From Random Motion of Hamiltonian Systems to Boltzmann H Theorem and Second Law of Thermodynamics -- a Pathway by Path Probability

TL;DR

This paper proposes a new formalism for stochastic Hamiltonian systems where path probability depends exponentially on action, extending classical mechanics and providing insights into the Second Law of Thermodynamics and the Boltzmann H theorem.

Contribution

It introduces a generalized mechanics framework for random dynamics, modifying Liouville's theorem and connecting path probability with action to explain thermodynamic irreversibility.

Findings

Path probability depends exponentially on action.

Modified Liouville theorem allows phase density evolution.

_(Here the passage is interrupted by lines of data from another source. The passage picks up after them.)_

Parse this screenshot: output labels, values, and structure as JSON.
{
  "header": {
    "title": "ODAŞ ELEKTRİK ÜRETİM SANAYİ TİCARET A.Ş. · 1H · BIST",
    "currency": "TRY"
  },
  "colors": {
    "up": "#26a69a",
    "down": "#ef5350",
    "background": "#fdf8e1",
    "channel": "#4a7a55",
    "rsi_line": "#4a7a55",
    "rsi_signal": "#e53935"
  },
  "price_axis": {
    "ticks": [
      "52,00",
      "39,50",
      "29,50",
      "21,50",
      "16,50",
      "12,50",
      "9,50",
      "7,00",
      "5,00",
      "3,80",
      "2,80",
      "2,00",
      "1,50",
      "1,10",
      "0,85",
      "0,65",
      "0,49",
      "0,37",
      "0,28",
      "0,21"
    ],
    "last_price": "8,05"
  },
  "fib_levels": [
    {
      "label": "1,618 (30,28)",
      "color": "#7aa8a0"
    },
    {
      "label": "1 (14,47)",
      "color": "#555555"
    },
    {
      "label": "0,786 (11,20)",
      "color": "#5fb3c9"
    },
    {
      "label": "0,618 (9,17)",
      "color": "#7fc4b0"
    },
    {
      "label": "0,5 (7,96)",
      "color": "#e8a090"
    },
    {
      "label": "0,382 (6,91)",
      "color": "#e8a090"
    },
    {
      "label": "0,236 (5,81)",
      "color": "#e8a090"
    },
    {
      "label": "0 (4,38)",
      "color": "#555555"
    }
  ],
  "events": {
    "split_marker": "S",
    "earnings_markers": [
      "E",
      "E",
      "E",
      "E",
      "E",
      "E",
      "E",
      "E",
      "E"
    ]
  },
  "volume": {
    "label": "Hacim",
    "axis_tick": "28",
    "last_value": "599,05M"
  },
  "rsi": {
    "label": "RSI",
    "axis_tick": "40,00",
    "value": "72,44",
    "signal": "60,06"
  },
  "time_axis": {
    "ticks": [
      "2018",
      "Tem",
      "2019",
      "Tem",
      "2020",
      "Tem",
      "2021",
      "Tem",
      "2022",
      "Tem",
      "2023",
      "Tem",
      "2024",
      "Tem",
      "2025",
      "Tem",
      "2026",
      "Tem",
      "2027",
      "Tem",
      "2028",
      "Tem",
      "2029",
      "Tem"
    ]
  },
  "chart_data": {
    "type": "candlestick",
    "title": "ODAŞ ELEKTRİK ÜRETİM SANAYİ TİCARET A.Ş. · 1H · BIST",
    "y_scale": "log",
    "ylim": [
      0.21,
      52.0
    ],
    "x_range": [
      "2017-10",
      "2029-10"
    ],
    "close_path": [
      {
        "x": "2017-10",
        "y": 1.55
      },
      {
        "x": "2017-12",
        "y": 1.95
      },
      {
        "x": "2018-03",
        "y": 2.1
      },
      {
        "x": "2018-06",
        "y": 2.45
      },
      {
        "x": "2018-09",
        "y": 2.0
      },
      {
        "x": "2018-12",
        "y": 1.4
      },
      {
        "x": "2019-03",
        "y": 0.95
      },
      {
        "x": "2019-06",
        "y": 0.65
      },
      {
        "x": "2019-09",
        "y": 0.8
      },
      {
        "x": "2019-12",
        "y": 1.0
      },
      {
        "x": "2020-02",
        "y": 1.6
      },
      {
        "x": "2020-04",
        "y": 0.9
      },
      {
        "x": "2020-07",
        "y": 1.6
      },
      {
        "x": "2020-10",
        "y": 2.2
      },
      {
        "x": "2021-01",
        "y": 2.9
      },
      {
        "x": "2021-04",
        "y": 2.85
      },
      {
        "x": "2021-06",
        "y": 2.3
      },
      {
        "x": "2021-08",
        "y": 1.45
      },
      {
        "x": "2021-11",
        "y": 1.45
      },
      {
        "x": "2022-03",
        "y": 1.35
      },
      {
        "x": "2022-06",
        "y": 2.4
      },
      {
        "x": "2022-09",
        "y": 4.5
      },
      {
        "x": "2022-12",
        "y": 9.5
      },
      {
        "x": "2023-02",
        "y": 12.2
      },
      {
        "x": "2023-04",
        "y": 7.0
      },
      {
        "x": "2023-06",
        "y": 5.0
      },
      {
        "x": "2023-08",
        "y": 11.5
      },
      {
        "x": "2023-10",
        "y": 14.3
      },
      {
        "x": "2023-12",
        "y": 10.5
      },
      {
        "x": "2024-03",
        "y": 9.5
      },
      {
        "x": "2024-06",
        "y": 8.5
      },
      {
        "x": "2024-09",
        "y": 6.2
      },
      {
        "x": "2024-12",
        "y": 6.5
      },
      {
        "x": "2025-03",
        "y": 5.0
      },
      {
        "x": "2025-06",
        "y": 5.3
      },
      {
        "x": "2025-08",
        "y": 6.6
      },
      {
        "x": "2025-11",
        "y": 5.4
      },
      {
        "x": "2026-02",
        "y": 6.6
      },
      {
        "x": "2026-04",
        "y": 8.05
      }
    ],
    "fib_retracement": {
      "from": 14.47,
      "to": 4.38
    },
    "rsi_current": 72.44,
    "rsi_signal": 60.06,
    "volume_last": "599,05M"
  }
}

Provides a pathway from Hamiltonian mechanics to thermodynamics.

Abstract

A numerical experiment of ideal stochastic motion of a particle subject to conservative forces and Gaussian noise reveals that the path probability depends exponentially on action. This distribution implies a fundamental principle generalizing the least action principle of the Hamiltonian-Lagrangian mechanics and yields an extended formalism of mechanics for random dynamics. Within this theory, Liouville theorem of conservation of phase density distribution must be modified to allow time evolution of phase density and consequently the Boltzmann H theorem. We argue that the gap between the regular Newtonian dynamics and the random dynamics was not considered in the criticisms of the H theorem.